Sunday, September 12, 2010

Vitruvius, Baby, One More Time



Another entry in the haphazardly historical review of grotesque writings. This time its Roman architect and writer Vitruvius in De architectura or Ten Books on Architecture, dated to somewhere between 25 and 15BC (full text available here).

I don't really have time to get through all ten books... tragic, I know.

So, here is Vitruvius' opinion on the-style-that-would-one-day-be-known-as-grotesque, as quoted by Giorgio Vasari (1511-1574):

"All these motifs taken from reality are now rejected by an unreasonable fashion. For our contemporary artists decorate the walls with monstrous forms rather than reproducing clear images of the familiar world.

Instead of columns they paint fluted stems with oddly shaped leaves and volutes, and instead of pediments arabesques, the same with candelabra and painted edicules, on the pediments of which grow dainty flowers unrolling out of roots and topped, without rhyme or reason, by figurines. The little stems, finally, support half-figures of human or animal heads. Such things, however, never existed, do not now exist, and shall never come into being.

For how can the stem of a flower support a roof, or a candelabrum pedimental sculpture? How can a tender shoot carry a human figure, and how can bastard forms composed of flowers and human bodies grow out of roots and tendrils?"

Raphael's decoration of the Vatican Loggias is a good example of what Vitruvius is complaining about, as this work is based on designs sourced from ancient remains. These pics of the Russian Hermitage Museum feature exact replicas of Raphael's overwhelming ornamentation, as copied by his pupils. So colourful. Click for a closer look.








One day my roof will look like that. One day.
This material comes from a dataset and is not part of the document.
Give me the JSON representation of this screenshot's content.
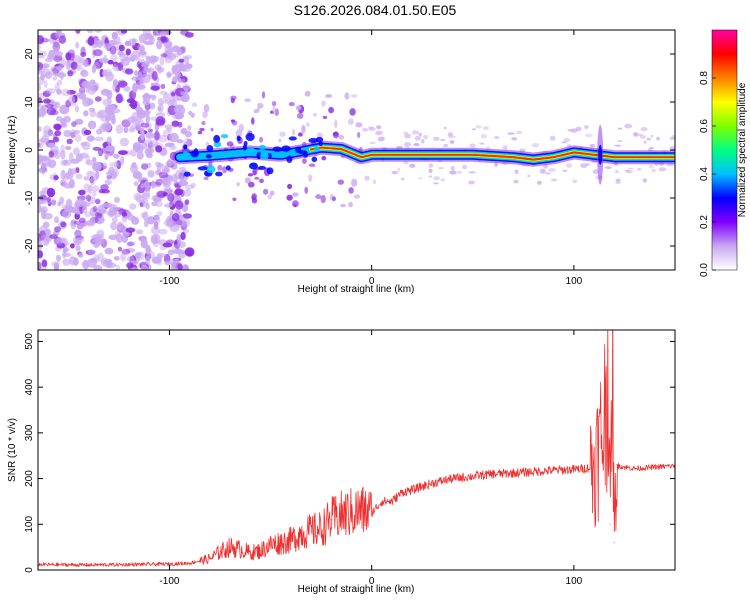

Vitruvius is translated slightly differently by Morris Morgan, who writes this section as:

"But those subjects which were copied from actual realities are scorned in these days of bad taste. We now have fresco paintings of monstrosities, rather than truthful representations of definite things.

For instance, reeds are put in the place of columns, fluted appendages with curly leaves and volutes, instead of pediments, candelabra supporting representations of shrines, and on top of their pediments numerous tender stalks and volutes growing up from the roots and having human figures senselessly seated upon them; sometimes stalks having only half-length figures, some with human heads, others with the heads of animals.

Such things do not exist and cannot exist and never have existed. Hence, it is the new taste that has caused bad judges of poor art to prevail over true artistic excellence. For how is it possible that a reed should really support a roof, or a candelabrum a pediment with its ornaments, or that such a slender, flexible thing as a stalk should support a figure perched upon it, or that roots and stalks should produce now flowers and now half-length figures? Yet when people see these frauds, they find no fault with them but on the contrary are delighted, and do not care whether any of them can exist or not."

Cobbled together bodies have clearly been causing affront to the principles of realism, symmetry and 'good art' for centuries.


[Daniel Hopfer (1470-1536)]



[Sebald Beham (1500-1550)]


I'm getting all my historical pics from Wikimedia Commons these days. Great resource.